After nearly a decade in development hell, and a laundry list of “attached” directors, the Five Night at Freddy’s theatrical adaptation is finally hitting the big and small screen just in time for spooky season. Given most of its audiences who first discovered the game have since grown up in the time it’s taken to produce the film, the film is not only taking advantage of the nostalgia those original fans have, but it’s also looking to catch those that are still just discovering this property. I fell down the rabbit hole of FNAF, as the fans call it, around the release of the second game back in 2014. This was after seeing the creepy animatronics on the merch that made me wonder, ‘how scary could this kid’s survival horror game in fact be?’ The answer was pretty damn scary to be honest, and while those jump scares lured me in, what kept me coming back was the rather bleak and engrossing lore game creator Scott Cawthon had woven into the game involving missing children and a child predator who was never caught.
The film itself is a rather faithful adaptation to the first game’s story and follows Mike Schmidt (Josh Hutcherson) who in order to keep custody of his younger autistic sister Abby (Piper Rubio) takes a job at the now defunct Freddy Fazbear’s Pizza (Think a creepier Chuck E Cheese) as a nighttime security guard. While he thinks he’s keeping the riff raff out of the derelict property, he soon discovers he’s keeping the creepy animatronics that come alive at night in. Abby, who is a completely new character to this universe, works to not only infuse the film with some real stakes, but it also gives the story a much needed heart. This is because Mike is understandably a rather scary, paranoid mess. He’s got a good heart, but he’s suffering from severe PTSD after witnessing the abduction of his younger brother and the resulting erratic behavior is only amplified by the fact that he’s hunted at night by a giant animatronic bunny .
Thematically the film tackles the loss of innocence through its narrative threads and the sometimes terrifying consequences on the psyche. To be honest almost all the adults in FNAF are damaged in some way or another. We’re introduced to Mike through his recurring nightmare of witnessing the abduction of his younger brother when he was still a child, and we then witness how that event destroyed not only his life but his family as well. While watching over Fazbear’s Pizza he meets Vanessa (Elizabeth Lail) a cop, who knows way too much about Freddy and has her own daddy issues to contend with. It’s an interesting dynamic already that is compounded by Abby, the young outsider who feels strangely at home with these homicidal animatronics. Through her eyes, we’re able to see Freddy and company as something more than a threat, since she has yet to lose that childlike innocence the animatronics covet.

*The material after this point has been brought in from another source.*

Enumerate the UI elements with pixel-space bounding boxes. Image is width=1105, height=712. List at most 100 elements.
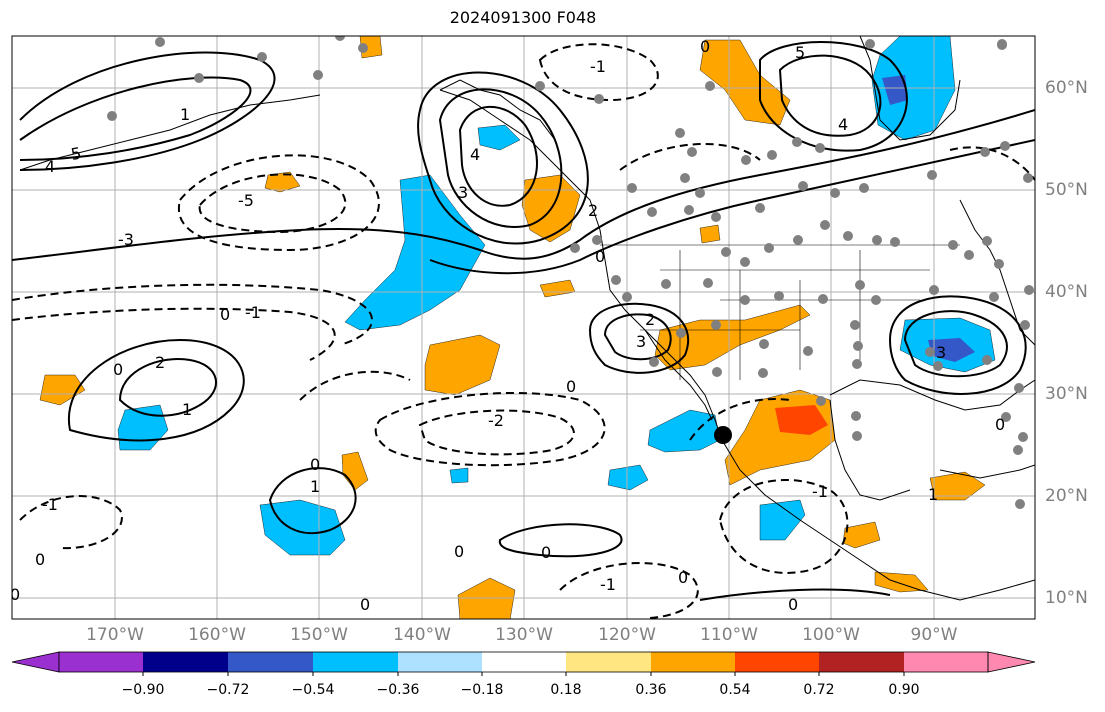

Given Cawthon is a writer on the project, it’s definitely as canon as you can get and I think that fact might have been one of the reasons behind the revolving door of directors that eventually landed on Emma Tammi. She’s only got a handful of credits to her name currently and in my mind cracked the approach at dealing out the scares, while keeping the film kid friendly given this is a property aimed at tweens. That time in development also allowed the project to migrate from Warner to Blumhouse, another great fit, and for the Jim Henson company to come on board for the film’s animatronic characters. The practicality of Freddy and company allow them not only to feel much more organic on screen, but allow Abby to have small yet noticeable interactions with Freddy, Chica, Bonnie, Foxy and Cupcake that are full of the kind joy and wonder that can’t be faked.
As a fan of the games, this film scratched the itch of a live action adaptation and delivered something much more nuanced and emotionally complex than what I would have expected. Hutcherson’s take here, of someone just trying to get by while struggling with his trauma and raising his kid sister, really caught me off guard with how real he played it and how it managed to ground the world of the film. It shows there’s very consequences here, while perfectly illustrating how when innocence is stripped from someone at so young an age it forever leaves them looking to recapture that, whether it be a human or homicidal animatronic bear. What director Emma Tammi understood was fans of this property don’t just want the scares, but the lore as well, which invests you in these weird characters and their fates and brings us back again and again.